There may still be concern that the governors of individual foundation trusts will primarily have in mind the concerns of their own foundation trusts. However, under amendments that have been agreed, Monitor is now to have continuing powers of supervision and intervention over foundation trusts. If we are assured that in every case where the governors approve a proposal for an increase in private income in excess of 5 per cent Monitor will consider whether the interests of NHS patients as a whole are to be safeguarded, and if it is not so satisfied it would intervene, I suggest that that assurance will meet that concern. We will not move Amendment 220B but we seek that assurance from my noble friend the Minister.
My Lords, I have an amendment in this group. I recognise that it is badly worded and simplistic and I shall not be moving it. However, I would like to address other amendments in this group which are far better worded than mine. The adversarial debate that we have had has been unconstructive in view of the importance of the amendments we are discussing. Amendment 220C has the great advantage of involving all stakeholders. Some people will be affected when the balance of provision within a foundation trust changes. I am concerned about the amendment to which the noble Lord, Lord Marks, has just spoken because, as he admitted, the concerns of the foundation trust governors may be paramount as it is in their interests to look after their foundation trust and therefore the interests of others will be secondary in their minds. However, it is important to know what the local health and well-being board thinks about a proposed change, and that the clinical commissioning groups are involved and consulted on what could effectively be a change of provision.
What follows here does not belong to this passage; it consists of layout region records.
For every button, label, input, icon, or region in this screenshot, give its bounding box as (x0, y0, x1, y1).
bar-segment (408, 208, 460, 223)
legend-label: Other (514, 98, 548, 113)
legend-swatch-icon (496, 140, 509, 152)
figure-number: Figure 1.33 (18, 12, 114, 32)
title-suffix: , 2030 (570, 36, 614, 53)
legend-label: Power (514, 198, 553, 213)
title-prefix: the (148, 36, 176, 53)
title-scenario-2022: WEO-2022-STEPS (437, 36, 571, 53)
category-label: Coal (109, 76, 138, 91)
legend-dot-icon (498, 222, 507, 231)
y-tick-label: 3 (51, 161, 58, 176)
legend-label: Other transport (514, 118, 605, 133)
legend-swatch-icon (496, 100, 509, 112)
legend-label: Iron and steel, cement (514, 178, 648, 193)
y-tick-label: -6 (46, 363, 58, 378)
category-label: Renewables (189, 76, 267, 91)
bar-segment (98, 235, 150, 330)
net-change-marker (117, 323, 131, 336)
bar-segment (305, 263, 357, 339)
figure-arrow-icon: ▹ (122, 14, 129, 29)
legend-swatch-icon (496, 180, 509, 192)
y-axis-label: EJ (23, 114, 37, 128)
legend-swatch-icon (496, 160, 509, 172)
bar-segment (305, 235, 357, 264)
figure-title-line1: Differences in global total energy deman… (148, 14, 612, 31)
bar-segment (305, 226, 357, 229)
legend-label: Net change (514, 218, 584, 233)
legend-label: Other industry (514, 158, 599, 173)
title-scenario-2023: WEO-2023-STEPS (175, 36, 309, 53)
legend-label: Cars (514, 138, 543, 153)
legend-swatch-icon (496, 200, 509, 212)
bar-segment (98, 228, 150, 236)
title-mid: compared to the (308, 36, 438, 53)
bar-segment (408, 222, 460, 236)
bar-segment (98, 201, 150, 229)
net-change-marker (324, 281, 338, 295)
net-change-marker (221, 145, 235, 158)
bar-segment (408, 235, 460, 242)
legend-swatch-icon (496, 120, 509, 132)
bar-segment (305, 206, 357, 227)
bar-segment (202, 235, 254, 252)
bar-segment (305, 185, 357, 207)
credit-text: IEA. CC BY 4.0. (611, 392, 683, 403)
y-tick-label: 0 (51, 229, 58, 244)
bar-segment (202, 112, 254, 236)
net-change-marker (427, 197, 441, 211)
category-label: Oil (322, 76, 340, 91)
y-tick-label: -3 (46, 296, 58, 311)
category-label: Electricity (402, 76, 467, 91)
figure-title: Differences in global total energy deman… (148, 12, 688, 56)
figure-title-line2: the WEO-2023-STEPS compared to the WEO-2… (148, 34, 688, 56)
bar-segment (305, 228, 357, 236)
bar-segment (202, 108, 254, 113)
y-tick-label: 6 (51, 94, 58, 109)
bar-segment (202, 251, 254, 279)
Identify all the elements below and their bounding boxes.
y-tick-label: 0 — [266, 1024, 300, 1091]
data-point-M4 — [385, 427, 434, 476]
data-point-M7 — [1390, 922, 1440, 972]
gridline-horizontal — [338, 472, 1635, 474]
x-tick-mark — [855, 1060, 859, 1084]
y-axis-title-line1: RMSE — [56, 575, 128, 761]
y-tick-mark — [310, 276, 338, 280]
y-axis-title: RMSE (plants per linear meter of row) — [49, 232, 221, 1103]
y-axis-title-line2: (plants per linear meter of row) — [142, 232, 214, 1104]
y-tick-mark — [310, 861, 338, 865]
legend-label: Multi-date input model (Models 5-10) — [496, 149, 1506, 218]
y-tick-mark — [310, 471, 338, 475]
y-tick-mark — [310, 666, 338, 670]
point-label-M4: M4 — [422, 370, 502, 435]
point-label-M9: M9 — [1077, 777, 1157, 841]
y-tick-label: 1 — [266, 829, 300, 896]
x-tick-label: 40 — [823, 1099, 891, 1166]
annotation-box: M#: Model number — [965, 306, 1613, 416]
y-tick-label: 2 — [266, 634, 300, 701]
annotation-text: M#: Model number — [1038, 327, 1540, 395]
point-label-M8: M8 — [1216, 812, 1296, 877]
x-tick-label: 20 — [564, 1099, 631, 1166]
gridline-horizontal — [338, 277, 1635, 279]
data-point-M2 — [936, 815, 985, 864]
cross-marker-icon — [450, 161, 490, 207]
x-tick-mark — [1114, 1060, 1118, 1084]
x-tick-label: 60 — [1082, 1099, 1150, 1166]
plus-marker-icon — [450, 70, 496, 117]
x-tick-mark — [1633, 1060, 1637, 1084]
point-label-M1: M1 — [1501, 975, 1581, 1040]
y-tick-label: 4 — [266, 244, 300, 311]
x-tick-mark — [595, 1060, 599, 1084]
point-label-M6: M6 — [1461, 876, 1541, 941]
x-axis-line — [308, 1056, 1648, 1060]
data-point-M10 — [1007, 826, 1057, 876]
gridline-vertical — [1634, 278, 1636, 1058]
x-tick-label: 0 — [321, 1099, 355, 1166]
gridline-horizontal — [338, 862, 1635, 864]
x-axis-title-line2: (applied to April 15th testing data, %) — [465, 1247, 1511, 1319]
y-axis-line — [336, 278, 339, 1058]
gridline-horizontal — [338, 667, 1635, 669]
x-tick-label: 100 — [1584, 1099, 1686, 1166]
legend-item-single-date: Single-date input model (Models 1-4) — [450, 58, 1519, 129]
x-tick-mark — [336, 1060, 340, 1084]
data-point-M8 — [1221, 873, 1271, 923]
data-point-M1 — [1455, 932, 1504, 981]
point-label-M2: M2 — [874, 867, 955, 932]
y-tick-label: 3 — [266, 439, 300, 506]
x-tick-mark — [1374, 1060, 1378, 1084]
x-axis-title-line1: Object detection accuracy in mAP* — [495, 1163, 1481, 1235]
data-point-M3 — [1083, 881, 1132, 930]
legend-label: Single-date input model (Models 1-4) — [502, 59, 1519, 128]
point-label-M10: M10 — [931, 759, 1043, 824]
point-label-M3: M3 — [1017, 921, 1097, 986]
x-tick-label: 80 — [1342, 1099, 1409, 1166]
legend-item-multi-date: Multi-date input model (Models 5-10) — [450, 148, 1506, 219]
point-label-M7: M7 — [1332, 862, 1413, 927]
I make it clear that I am not opposed to foundation trusts having private patient business. Indeed, I can see that it would be beneficial to all patients if we were to revert to the position that applied 30 years ago when these bodies were completely integrated. If highly specialised consultants provide outpatient and inpatient services to private patients on one set of premises in an area, they are on hand when things go wrong or an opinion is needed on a patient who has come in as an NHS patient. By driving some private provision outside that hospital campus, those consultants may be unavailable when they are needed because they are on premises down the road or they are on the end of a phone and cannot run down the corridor, see the patient and plan what is to happen strategically with the rest of the team and then monitor it.
An issue that has been resolved is the situation where a UK patient receives private treatment but something goes wrong and they need to go into intensive care, a renal unit or some other unit provided by the NHS. That previous episode of care has finished, they are now in a new episode of severe critical care and they go in as an NHS patient. That integration is therefore solved. But I hope that the Government will look kindly on Amendment 220C, despite some of the tone of the debate, because it ensures that all stakeholders are involved in the discussion. The change in provision is therefore planned and can happen smoothly and that decision is not taken on business grounds alone but can be for the benefit of the whole population that is being served.